Safeco ensures due process by not penalizing government contractors for mere negligence. It does so while accomplishing Congress’s goal of ensuring that companies do not bury their heads in the sand when submitting claims for reimbursement.”
—John Masslon, WLF Senior Litigation Counsel

Click here for WLF’s brief.

WASHINGTON, DC—Washington Legal Foundation (WLF) today filed an amicus curiae brief urging the U.S. Supreme Court to protect defendants’ due-process rights in False Claims Act cases. Every court of appeals to consider the issue has held that the test for willfulness announced by the Supreme Court in Safeco applies in FCA actions. WLF’s brief urges the Supreme Court to affirm two of those decisions from the Seventh Circuit.

The appeals arise from qui tam lawsuits against SuperValu and Safeway. Petitioners claim that the grocery chains’ pharmacies “knowingly” submitted false claims for reimbursement by state and federal healthcare programs. Before a 2016 Seventh Circuit decision clarified the effect of price-matching programs on a drug’s “usual and customary price,” the pharmacies excluded participants in their price-match programs when calculating usual and customary prices. Petitioners argue that those omissions constituted knowingly submitting false claims.

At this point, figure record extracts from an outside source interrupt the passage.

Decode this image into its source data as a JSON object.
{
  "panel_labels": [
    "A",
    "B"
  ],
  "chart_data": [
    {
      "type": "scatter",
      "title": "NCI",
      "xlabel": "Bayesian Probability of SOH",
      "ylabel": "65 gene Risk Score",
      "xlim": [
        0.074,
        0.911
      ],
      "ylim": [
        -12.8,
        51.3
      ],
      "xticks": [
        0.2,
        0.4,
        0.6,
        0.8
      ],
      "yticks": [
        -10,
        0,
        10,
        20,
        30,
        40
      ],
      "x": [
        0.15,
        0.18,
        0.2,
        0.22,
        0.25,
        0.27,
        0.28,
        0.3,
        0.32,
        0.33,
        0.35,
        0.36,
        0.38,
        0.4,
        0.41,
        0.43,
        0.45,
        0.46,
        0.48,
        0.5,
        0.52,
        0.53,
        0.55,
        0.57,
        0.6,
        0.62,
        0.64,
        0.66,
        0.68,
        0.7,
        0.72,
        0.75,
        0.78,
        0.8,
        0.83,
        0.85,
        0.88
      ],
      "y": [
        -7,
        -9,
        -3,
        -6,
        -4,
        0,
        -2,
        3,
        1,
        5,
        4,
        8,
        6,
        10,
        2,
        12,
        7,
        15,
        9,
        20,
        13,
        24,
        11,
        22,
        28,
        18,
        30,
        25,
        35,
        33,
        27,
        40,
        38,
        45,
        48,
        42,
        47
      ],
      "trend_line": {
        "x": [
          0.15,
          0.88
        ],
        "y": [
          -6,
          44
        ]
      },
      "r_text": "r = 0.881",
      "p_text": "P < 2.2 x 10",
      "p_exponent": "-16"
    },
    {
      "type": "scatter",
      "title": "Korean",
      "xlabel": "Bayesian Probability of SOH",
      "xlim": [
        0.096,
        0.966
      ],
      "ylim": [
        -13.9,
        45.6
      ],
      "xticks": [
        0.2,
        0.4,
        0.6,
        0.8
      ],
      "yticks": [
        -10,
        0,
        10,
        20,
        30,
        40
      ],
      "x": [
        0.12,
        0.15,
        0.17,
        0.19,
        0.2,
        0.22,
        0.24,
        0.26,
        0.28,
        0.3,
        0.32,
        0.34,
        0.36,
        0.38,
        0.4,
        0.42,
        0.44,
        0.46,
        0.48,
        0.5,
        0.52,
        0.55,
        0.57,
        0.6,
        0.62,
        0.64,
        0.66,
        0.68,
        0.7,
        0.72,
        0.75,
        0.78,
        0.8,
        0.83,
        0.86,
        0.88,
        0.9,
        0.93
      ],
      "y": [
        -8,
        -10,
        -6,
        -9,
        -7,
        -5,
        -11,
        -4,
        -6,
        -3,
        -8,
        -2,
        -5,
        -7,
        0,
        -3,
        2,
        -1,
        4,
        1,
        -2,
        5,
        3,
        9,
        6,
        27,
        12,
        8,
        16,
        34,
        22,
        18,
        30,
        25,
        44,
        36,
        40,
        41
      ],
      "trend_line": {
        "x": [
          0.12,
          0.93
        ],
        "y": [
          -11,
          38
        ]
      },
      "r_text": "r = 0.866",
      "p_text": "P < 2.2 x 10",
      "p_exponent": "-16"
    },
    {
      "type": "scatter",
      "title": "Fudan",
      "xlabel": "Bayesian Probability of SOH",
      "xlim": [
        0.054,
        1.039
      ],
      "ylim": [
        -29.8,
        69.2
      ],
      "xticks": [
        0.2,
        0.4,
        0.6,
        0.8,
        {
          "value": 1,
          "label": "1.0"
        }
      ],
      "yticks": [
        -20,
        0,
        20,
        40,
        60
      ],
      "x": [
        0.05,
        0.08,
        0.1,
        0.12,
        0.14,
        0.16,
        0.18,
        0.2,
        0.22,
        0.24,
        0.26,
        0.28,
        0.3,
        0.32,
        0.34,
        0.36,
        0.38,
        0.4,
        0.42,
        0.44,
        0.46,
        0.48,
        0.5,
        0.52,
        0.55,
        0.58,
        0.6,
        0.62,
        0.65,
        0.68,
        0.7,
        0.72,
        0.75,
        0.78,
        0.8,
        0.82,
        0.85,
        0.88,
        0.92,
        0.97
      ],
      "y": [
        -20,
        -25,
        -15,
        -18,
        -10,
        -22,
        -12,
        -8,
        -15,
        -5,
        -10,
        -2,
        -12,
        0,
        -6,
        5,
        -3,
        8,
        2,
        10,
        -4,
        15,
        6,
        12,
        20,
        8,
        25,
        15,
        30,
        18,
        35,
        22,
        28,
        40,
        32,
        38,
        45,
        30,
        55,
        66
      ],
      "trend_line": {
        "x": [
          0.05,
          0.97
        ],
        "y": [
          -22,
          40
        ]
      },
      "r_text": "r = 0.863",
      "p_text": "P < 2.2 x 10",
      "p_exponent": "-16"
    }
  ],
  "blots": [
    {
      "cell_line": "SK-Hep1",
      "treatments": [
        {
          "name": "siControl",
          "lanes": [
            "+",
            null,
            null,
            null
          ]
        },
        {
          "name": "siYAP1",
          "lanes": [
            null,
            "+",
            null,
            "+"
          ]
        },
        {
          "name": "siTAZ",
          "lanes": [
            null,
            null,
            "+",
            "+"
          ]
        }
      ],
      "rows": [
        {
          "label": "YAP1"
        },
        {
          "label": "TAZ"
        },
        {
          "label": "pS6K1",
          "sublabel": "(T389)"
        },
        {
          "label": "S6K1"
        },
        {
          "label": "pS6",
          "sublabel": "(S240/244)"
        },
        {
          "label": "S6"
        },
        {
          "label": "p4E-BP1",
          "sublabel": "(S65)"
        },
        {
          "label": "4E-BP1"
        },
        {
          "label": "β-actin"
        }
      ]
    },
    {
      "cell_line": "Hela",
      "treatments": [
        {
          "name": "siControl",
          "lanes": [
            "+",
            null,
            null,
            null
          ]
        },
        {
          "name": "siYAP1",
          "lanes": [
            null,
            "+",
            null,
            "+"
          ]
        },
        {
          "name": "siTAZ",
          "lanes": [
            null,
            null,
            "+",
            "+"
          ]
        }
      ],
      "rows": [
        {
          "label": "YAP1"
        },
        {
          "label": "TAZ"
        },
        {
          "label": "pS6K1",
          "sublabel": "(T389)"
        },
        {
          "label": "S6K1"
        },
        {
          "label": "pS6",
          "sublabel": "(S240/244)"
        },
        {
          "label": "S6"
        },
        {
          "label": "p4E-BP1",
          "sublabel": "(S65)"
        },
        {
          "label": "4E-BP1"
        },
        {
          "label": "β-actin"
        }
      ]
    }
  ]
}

As WLF’s brief shows, applying the Safeco standard is necessary to protect defendants’ due-process rights. Because submitting false claims carries both punitive civil sanctions and criminal penalties, defendants are entitled to heightened due-process protections. At the core of these protections is the right to fair notice of prohibited conduct. WLF’s brief explains that Safeco ensures due process by not penalizing government contractors for mere negligence. It does so while accomplishing Congress’s goal of ensuring that companies do not bury their heads in the sand when submitting claims for reimbursement. WLF’s brief also explains why petitioners’ and their amici’s arguments about the three levels of knowledge described in the statute is a red herring.